AD: I did win at the State Fair, about eight years back, shortly after I made it, and it did take first places This was another thing that my father was very, very proud that quilt, and the ribbon that came home with it. Also, I had it entered in the American Heritage contest, I need to say maybe four or five ago, and it did take second in Fiber Arts quilting, and then it went on to Division, because the person that had taken first did not want to send theirs on.

CK: Oh, I see.

AD: So, it was second at local and second at Division.

CK: Why would you say quilting is important to your life?

AD: It's just something I enjoy doing. I look forward to looking at the patterns and creating more quilts. I've bought many, many pattern books that I'm sure I'll probably never ever make all those quilts, but there are lots of ideas in my head.

CK: In what ways do your quilts reflect your community or region that you live in?

AD: Oh, I didn't know that it does.

CK: Well, I guess that maybe yours might have been from the feed sacks or some that actually the design you take doesn't reflect the community.

AD: No.
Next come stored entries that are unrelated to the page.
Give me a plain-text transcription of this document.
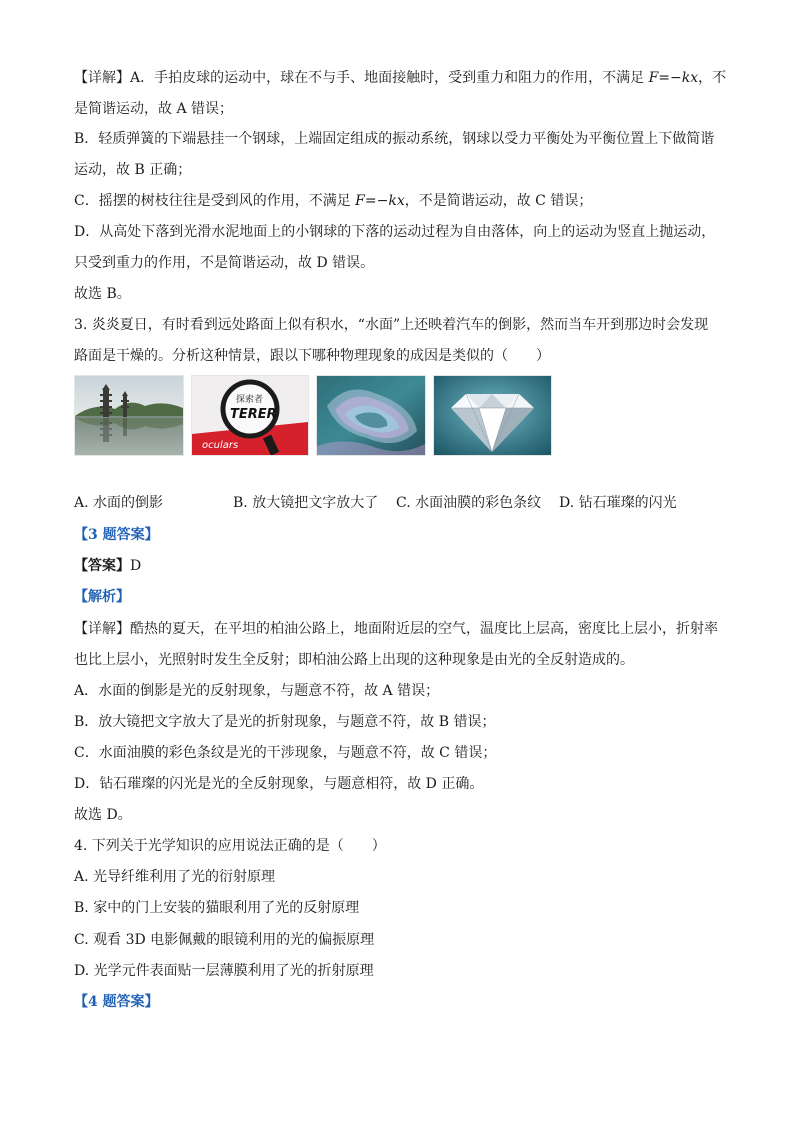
【详解】A．手拍皮球的运动中，球在不与手、地面接触时，受到重力和阻力的作用，不满足 F=−kx，不
是简谐运动，故 A 错误；
B．轻质弹簧的下端悬挂一个钢球，上端固定组成的振动系统，钢球以受力平衡处为平衡位置上下做简谐
运动，故 B 正确；
C．摇摆的树枝往往是受到风的作用，不满足 F=−kx，不是简谐运动，故 C 错误；
D．从高处下落到光滑水泥地面上的小钢球的下落的运动过程为自由落体，向上的运动为竖直上抛运动，
只受到重力的作用，不是简谐运动，故 D 错误。
故选 B。
3. 炎炎夏日，有时看到远处路面上似有积水，“水面”上还映着汽车的倒影，然而当车开到那边时会发现
路面是干燥的。分析这种情景，跟以下哪种物理现象的成因是类似的（　　）
oculars
探索者
TERER
A. 水面的倒影	B. 放大镜把文字放大了 C. 水面油膜的彩色条纹 D. 钻石璀璨的闪光
【3 题答案】
【答案】D
【解析】
【详解】酷热的夏天，在平坦的柏油公路上，地面附近层的空气，温度比上层高，密度比上层小，折射率
也比上层小，光照射时发生全反射；即柏油公路上出现的这种现象是由光的全反射造成的。
A．水面的倒影是光的反射现象，与题意不符，故 A 错误；
B．放大镜把文字放大了是光的折射现象，与题意不符，故 B 错误；
C．水面油膜的彩色条纹是光的干涉现象，与题意不符，故 C 错误；
D．钻石璀璨的闪光是光的全反射现象，与题意相符，故 D 正确。
故选 D。
4. 下列关于光学知识的应用说法正确的是（　　）
A. 光导纤维利用了光的衍射原理
B. 家中的门上安装的猫眼利用了光的反射原理
C. 观看 3D 电影佩戴的眼镜利用的光的偏振原理
D. 光学元件表面贴一层薄膜利用了光的折射原理
【4 题答案】
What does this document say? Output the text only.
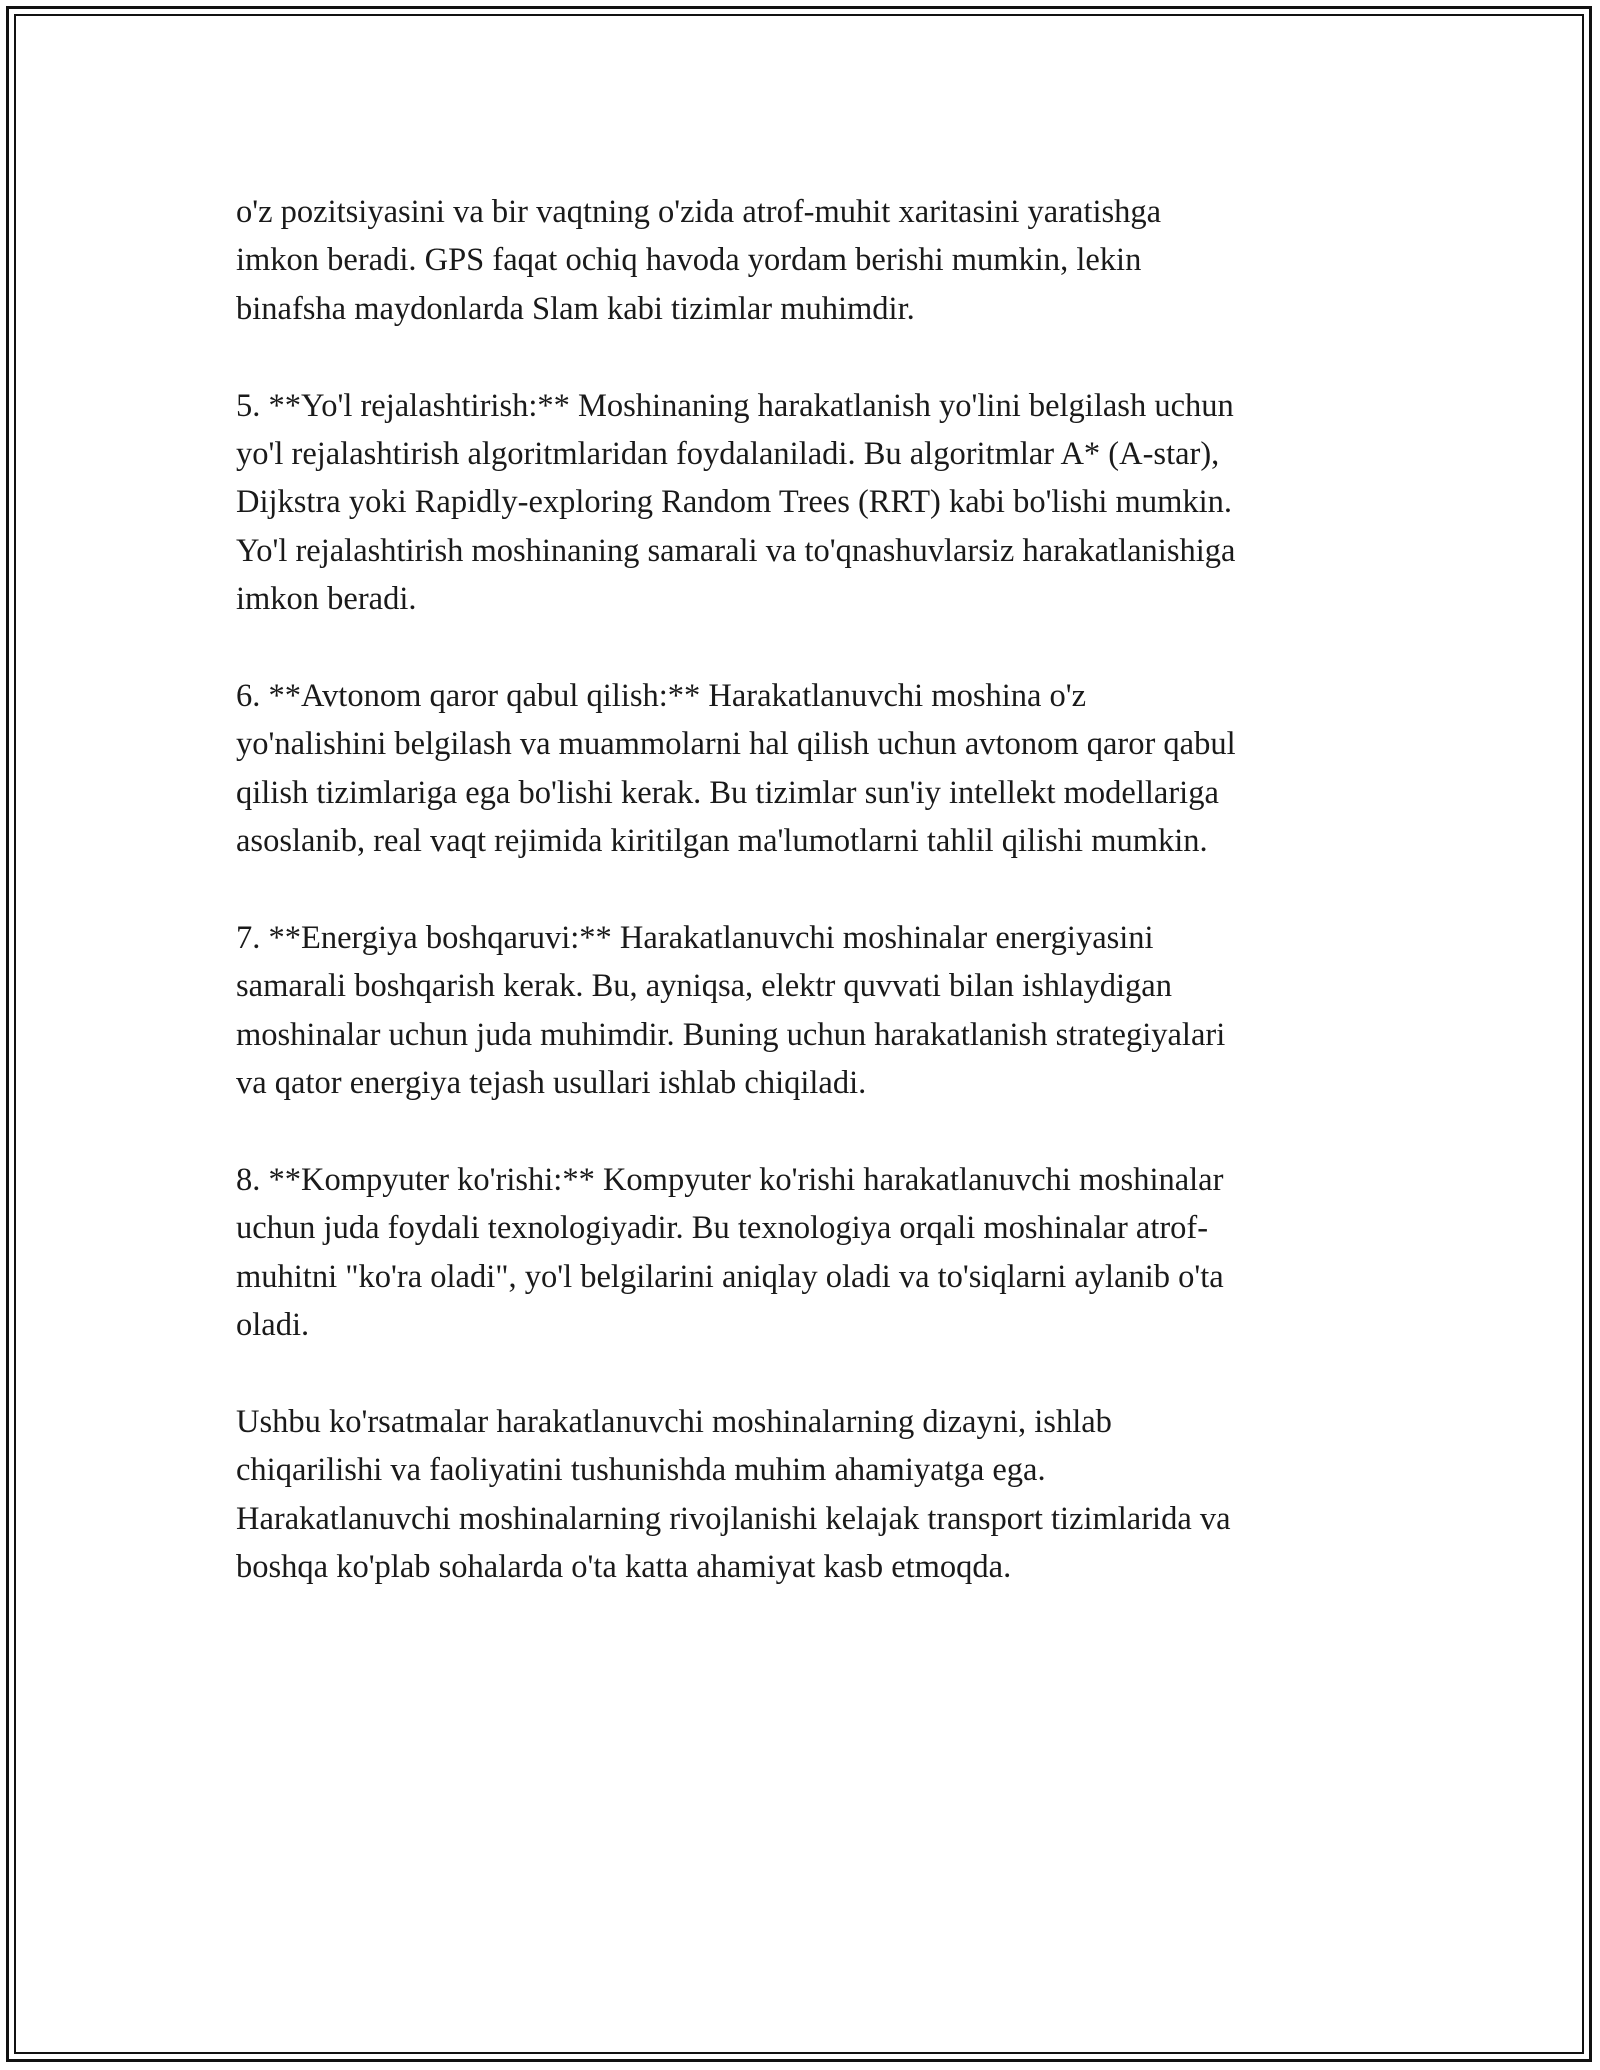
o'z pozitsiyasini va bir vaqtning o'zida atrof-muhit xaritasini yaratishga
imkon beradi. GPS faqat ochiq havoda yordam berishi mumkin, lekin
binafsha maydonlarda Slam kabi tizimlar muhimdir.

5. **Yo'l rejalashtirish:** Moshinaning harakatlanish yo'lini belgilash uchun
yo'l rejalashtirish algoritmlaridan foydalaniladi. Bu algoritmlar A* (A-star),
Dijkstra yoki Rapidly-exploring Random Trees (RRT) kabi bo'lishi mumkin.
Yo'l rejalashtirish moshinaning samarali va to'qnashuvlarsiz harakatlanishiga
imkon beradi.

6. **Avtonom qaror qabul qilish:** Harakatlanuvchi moshina o'z
yo'nalishini belgilash va muammolarni hal qilish uchun avtonom qaror qabul
qilish tizimlariga ega bo'lishi kerak. Bu tizimlar sun'iy intellekt modellariga
asoslanib, real vaqt rejimida kiritilgan ma'lumotlarni tahlil qilishi mumkin.

7. **Energiya boshqaruvi:** Harakatlanuvchi moshinalar energiyasini
samarali boshqarish kerak. Bu, ayniqsa, elektr quvvati bilan ishlaydigan
moshinalar uchun juda muhimdir. Buning uchun harakatlanish strategiyalari
va qator energiya tejash usullari ishlab chiqiladi.

8. **Kompyuter ko'rishi:** Kompyuter ko'rishi harakatlanuvchi moshinalar
uchun juda foydali texnologiyadir. Bu texnologiya orqali moshinalar atrof-
muhitni "ko'ra oladi", yo'l belgilarini aniqlay oladi va to'siqlarni aylanib o'ta
oladi.

Ushbu ko'rsatmalar harakatlanuvchi moshinalarning dizayni, ishlab
chiqarilishi va faoliyatini tushunishda muhim ahamiyatga ega.
Harakatlanuvchi moshinalarning rivojlanishi kelajak transport tizimlarida va
boshqa ko'plab sohalarda o'ta katta ahamiyat kasb etmoqda.
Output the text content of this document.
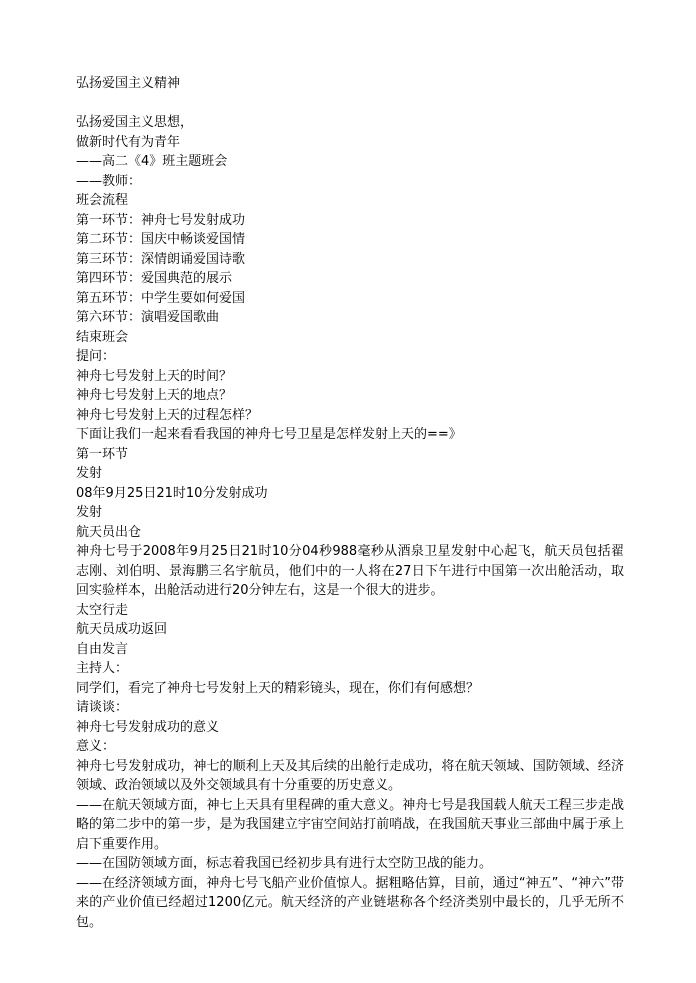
弘扬爱国主义精神
弘扬爱国主义思想，
做新时代有为青年
——高二《4》班主题班会
——教师：
班会流程
第一环节：神舟七号发射成功
第二环节：国庆中畅谈爱国情
第三环节：深情朗诵爱国诗歌
第四环节：爱国典范的展示
第五环节：中学生要如何爱国
第六环节：演唱爱国歌曲
结束班会
提问：
神舟七号发射上天的时间？
神舟七号发射上天的地点？
神舟七号发射上天的过程怎样？
下面让我们一起来看看我国的神舟七号卫星是怎样发射上天的==》
第一环节
发射
08年9月25日21时10分发射成功
发射
航天员出仓
神舟七号于2008年9月25日21时10分04秒988毫秒从酒泉卫星发射中心起飞，航天员包括翟志刚、刘伯明、景海鹏三名宇航员，他们中的一人将在27日下午进行中国第一次出舱活动，取回实验样本，出舱活动进行20分钟左右，这是一个很大的进步。
太空行走
航天员成功返回
自由发言
主持人：
同学们，看完了神舟七号发射上天的精彩镜头，现在，你们有何感想？
请谈谈：
神舟七号发射成功的意义
意义：
神舟七号发射成功，神七的顺利上天及其后续的出舱行走成功，将在航天领域、国防领域、经济领域、政治领域以及外交领域具有十分重要的历史意义。
——在航天领域方面，神七上天具有里程碑的重大意义。神舟七号是我国载人航天工程三步走战略的第二步中的第一步，是为我国建立宇宙空间站打前哨战，在我国航天事业三部曲中属于承上启下重要作用。
——在国防领域方面，标志着我国已经初步具有进行太空防卫战的能力。
——在经济领域方面，神舟七号飞船产业价值惊人。据粗略估算，目前，通过“神五”、“神六”带来的产业价值已经超过1200亿元。航天经济的产业链堪称各个经济类别中最长的，几乎无所不包。
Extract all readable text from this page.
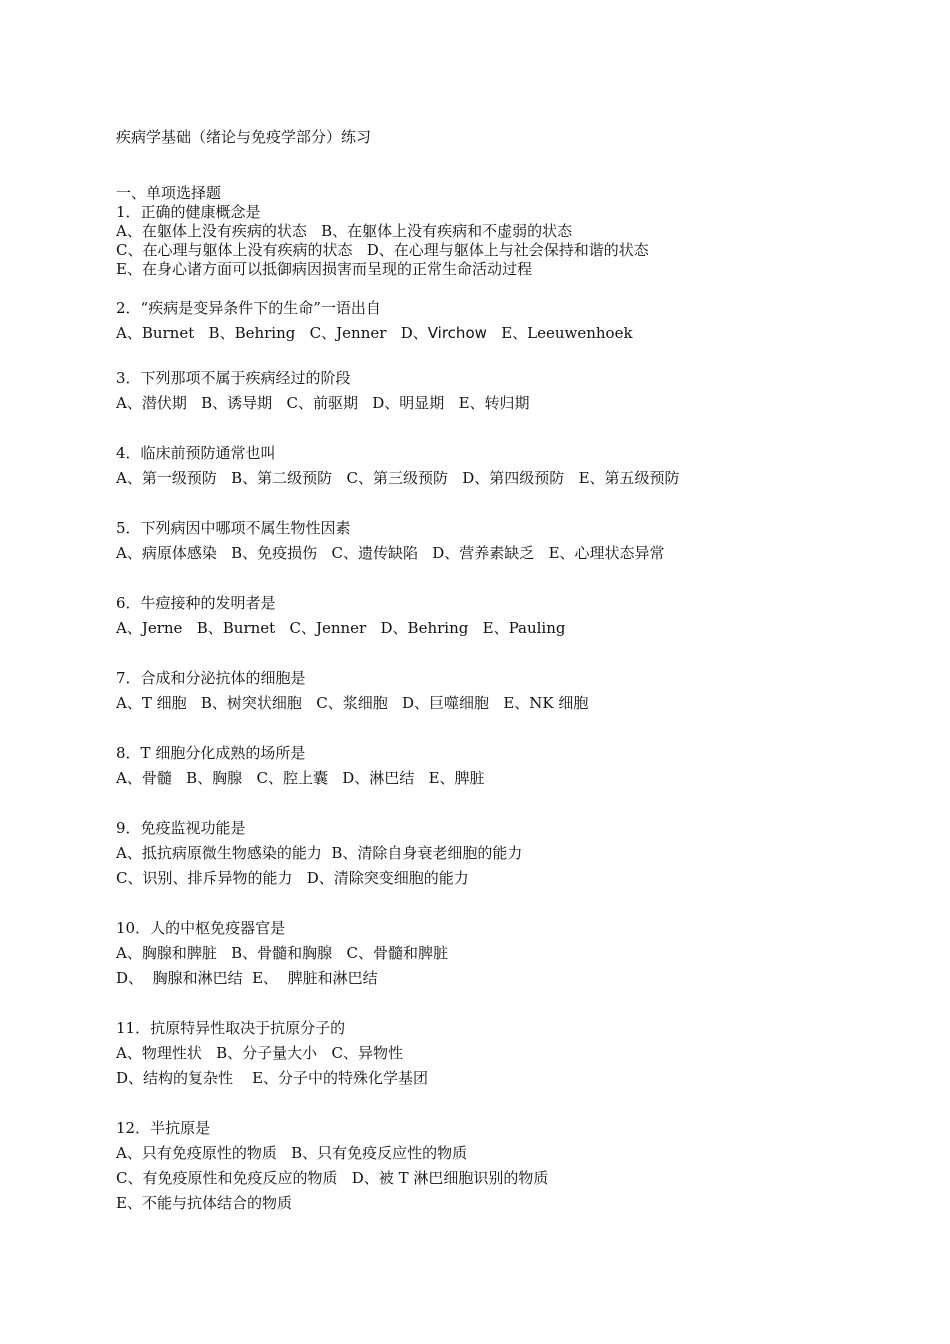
疾病学基础（绪论与免疫学部分）练习
一、单项选择题
1．正确的健康概念是
A、在躯体上没有疾病的状态   B、在躯体上没有疾病和不虚弱的状态
C、在心理与躯体上没有疾病的状态   D、在心理与躯体上与社会保持和谐的状态
E、在身心诸方面可以抵御病因损害而呈现的正常生命活动过程
2．“疾病是变异条件下的生命”一语出自
A、Burnet   B、Behring   C、Jenner   D、Virchow   E、Leeuwenhoek
3．下列那项不属于疾病经过的阶段
A、潜伏期   B、诱导期   C、前驱期   D、明显期   E、转归期
4．临床前预防通常也叫
A、第一级预防   B、第二级预防   C、第三级预防   D、第四级预防   E、第五级预防
5．下列病因中哪项不属生物性因素
A、病原体感染   B、免疫损伤   C、遗传缺陷   D、营养素缺乏   E、心理状态异常
6．牛痘接种的发明者是
A、Jerne   B、Burnet   C、Jenner   D、Behring   E、Pauling
7．合成和分泌抗体的细胞是
A、T 细胞   B、树突状细胞   C、浆细胞   D、巨噬细胞   E、NK 细胞
8．T 细胞分化成熟的场所是
A、骨髓   B、胸腺   C、腔上囊   D、淋巴结   E、脾脏
9．免疫监视功能是
A、抵抗病原微生物感染的能力  B、清除自身衰老细胞的能力
C、识别、排斥异物的能力   D、清除突变细胞的能力
10．人的中枢免疫器官是
A、胸腺和脾脏   B、骨髓和胸腺   C、骨髓和脾脏
D、  胸腺和淋巴结  E、  脾脏和淋巴结
11．抗原特异性取决于抗原分子的
A、物理性状   B、分子量大小   C、异物性
D、结构的复杂性    E、分子中的特殊化学基团
12．半抗原是
A、只有免疫原性的物质   B、只有免疫反应性的物质
C、有免疫原性和免疫反应的物质   D、被 T 淋巴细胞识别的物质
E、不能与抗体结合的物质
Just the flour sacks, they're of that time that my mother was making my clothes from the flour sack fabric, and I had pieces of it and even had some of the clothes so I could wack up.

CK: What do you think about the importance of quilts in American life?

AD: Well, I think it's something that has come back, I think it went away for a while then quilting has come back and its very popular craft now. At some point I want to go to, Eastern Oregon. They have a big quilt Show.

CK: Is that in Sisters? [Oregon.]

AD: Sisters, [Oregon.] yes. I have not been able to see it yet. But I love to go to the [Oregon.] State Fair and walk around and look at all these quilts on the wall and see what I could do the patterns.

CK: Get ideas. Do you sleep under a quilt?

AD: I don't, but I have quilts on some of my other beds.

CK: Do you have a special quilt rack to hang them on?

AD: No. I want to get one. That's on my wish list. [laughter.]

CK: What are some other ways that you think quilts could be used besides on the bed?

AD: Oh, to display as wall hangings, or just as a throw.

CK: How would you say we should preserve quilts for the future?

AD: Oh, by passing them down to someone that's interested in keeping them. I hope my daughter is interested in keeping the quilts I pass on to her.

CK: Do you have a certain way that you store your special ones that--put them in a box or--

AD: I have none, and that's why this quilt--I can see where I've left it where the sun can get it and it's faded some of the pieces of fabric because I've used it.

CK: Have you collected any kind of quilting memorabilia or sewing memorabilia?

AD: Oh yes, I have a closet full of fabric, [laughter.] and in my mind I want to do a crazy quilt, so I've collected little pieces of decorations, every time I'm out somewhere, I find something that I think that I could put together quilting supplies I've collected it and it's packed up and waiting for me to start creating.

CK: Now do you tend to collect when you're out traveling, like when you went to Pennsylvania?

AD: I collect the patterns when I go to doll shows, I collect the fabric.

CK: Can you think of anything else that you would like to add to this interview?

AD: I don't think so.

CK: Okay, I'd like to thank you. Arleta or [pronounced Ar-lee-ta.] Arleta, for allowing me to interview you today as part of the Quilters' S.O.S.- Save Our Stories project. Our interview concluded at 11:00 a.m. on March 13, 2006. [laughter.]